Is there a tax or other benefit to being a winery vs an alcohol manufacturer?
Winery advantages -> For $5/500gal, it allows you to manufacture, wholesale, and retail your own and other Missouri-produced wine. You also don't have to price post if you sell wholesale. Must use 85% Missouri-sourced ingredients. Can do free tastings, but cannot sell by-the-glass without additional $300 retail-by-drink license.
22% Manufacturer/Solicitor license -> $200/year. Can manufacture any alcohol containing less than 22% ABW. No restrictions on out-of-state ingredients. Need to obtain a 22% Wholesale/Solicitor license for another $200/year to sell wholesale. Must pay taxes on transfers from the Manufacturer to Wholesaler license, and then you need a separate retail license ($100) to sell to consumers. Must price post under these regulations, and must sell to retailers and yourself at the price posted. Cannot offer tasting without a $300 retail-by-drink license, and additional $200 fee to do tastings on Sunday.
So the 22% M/S license requires you to basically set up 3 different "entities", the manufacturer, the wholesaler, and the retailer, and you must pay to license all three of them. While I think you can set up all three under the same LLC, you have to treat them like three difference companies in terms of taxation. So you're taxed on every step of production. You also have 3x the paperwork to fill out for every step.

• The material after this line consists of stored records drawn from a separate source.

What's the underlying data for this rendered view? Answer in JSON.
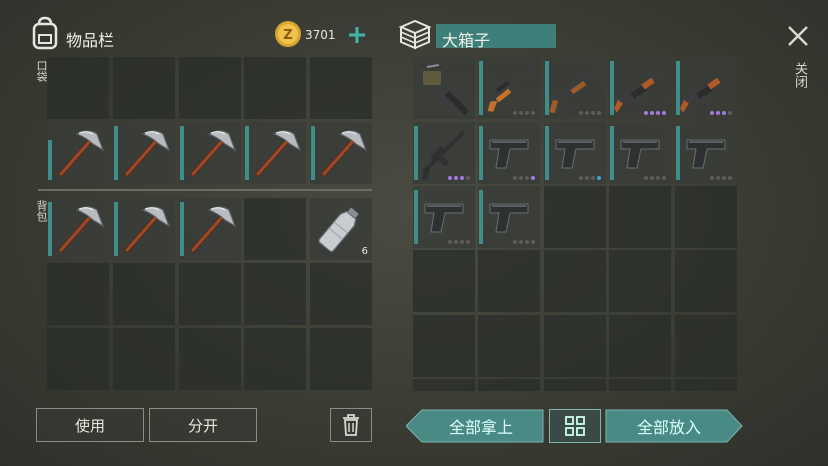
{
  "inventory": {
    "title": "物品栏",
    "coins": "3701",
    "pocket_label": "口袋",
    "backpack_label": "背包",
    "bottle_count": "6"
  },
  "chest": {
    "title": "大箱子",
    "close_label": "关闭"
  },
  "buttons": {
    "use": "使用",
    "split": "分开",
    "take_all": "全部拿上",
    "put_all": "全部放入"
  },
  "colors": {
    "accent": "#3f8e8a",
    "title_bar": "#3f7f7a",
    "rare_dot": "#a37be0",
    "blue_dot": "#3fa3d6"
  }
}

The total state cost of licensing the 22%M/S route would be about $1000/year. I haven't calculated the additional tax burden. It might not be much, or it might be a lot. The state cost for licensing the winery would be about $25 for my target production (2500 gallons/year). Once the winery was established, the fee difference wouldn't be that big, but in the first few years the licensing fees would really eat into whatever profits I might make.
The location I have is in a pretty high-traffic vacation area. I think I could sell most of my production on-premises and by mail order, which would mean much greater profits than trying to sell wholesale. I would need a much larger production to make wholesale production worth my time and effort.
I also have a bunch of Mennonite farms right around me that sell fruit and berries really cheaply, and a number of apiaries and honey wholesalers within an hour or so. I don't think I'll need to use more than 15% out-of-state ingredients for doing mead and fruit wine.